The most obvious solution would be to simply run the analyses for more than 10 million generations. I've certainly had analyses that required more than 10 million generations to reach stationarity. Perhaps this wasn't done because it took two months on a super computer to run the 10 million generation analyses (anybody know if Hackett et al. or others have implemented longer runs since their paper was published?). Another possibile solution to their problems is to modify the parameters of the MC3 analyses implemented by MrBayes (recall that the MrBayes default is to run two independent MC3 analyses with one cold chain and three heated chains). Hackett et al. explored this possibility by running six analyses with one heated chain and one cold chain (B1-B6) and two analyses with six heated chains and one cold chain (A1-A2). The analyses run with multiple heated chains performed significantly better than those with a single heated chain, perhaps due to the fact that multiple chains are incrementally heated by MrBayes (meaning that the fourth of six heated chains has a flatter likelihood surface than the first).

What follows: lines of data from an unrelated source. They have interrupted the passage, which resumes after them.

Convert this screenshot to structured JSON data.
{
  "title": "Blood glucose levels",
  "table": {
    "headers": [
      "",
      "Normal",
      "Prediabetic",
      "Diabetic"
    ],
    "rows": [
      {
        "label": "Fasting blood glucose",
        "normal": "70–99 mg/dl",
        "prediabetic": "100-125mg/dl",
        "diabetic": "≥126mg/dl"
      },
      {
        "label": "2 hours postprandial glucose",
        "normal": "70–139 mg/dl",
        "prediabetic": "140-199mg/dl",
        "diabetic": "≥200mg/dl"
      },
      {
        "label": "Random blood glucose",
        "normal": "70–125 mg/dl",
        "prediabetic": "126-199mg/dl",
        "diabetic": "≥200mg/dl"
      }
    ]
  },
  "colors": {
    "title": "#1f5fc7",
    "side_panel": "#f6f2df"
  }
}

Hackett et al. do not discuss the temperatures used for the heated chains in their analyses, but their results suggest that running multiple heated chains in a single analysis is superior to repeatedly running analyses with only one heated chain.
In any case, Hackett et al.'s ultimate solution was to discard all of their Bayesian analyses and rely instead on parsimony and the fast maximum likelihood methods implemented by GARLI and RAxML. Is this shift away from Bayesian inference in favor of fast maximum likelihood searches for computational reasons a sign of things to come (or has this shift already occurred)? Are the fast maximum likelihood methods ready for prime time, or do people remain uncomfortable with the shortcuts they use to acheive their apparent computational efficiency?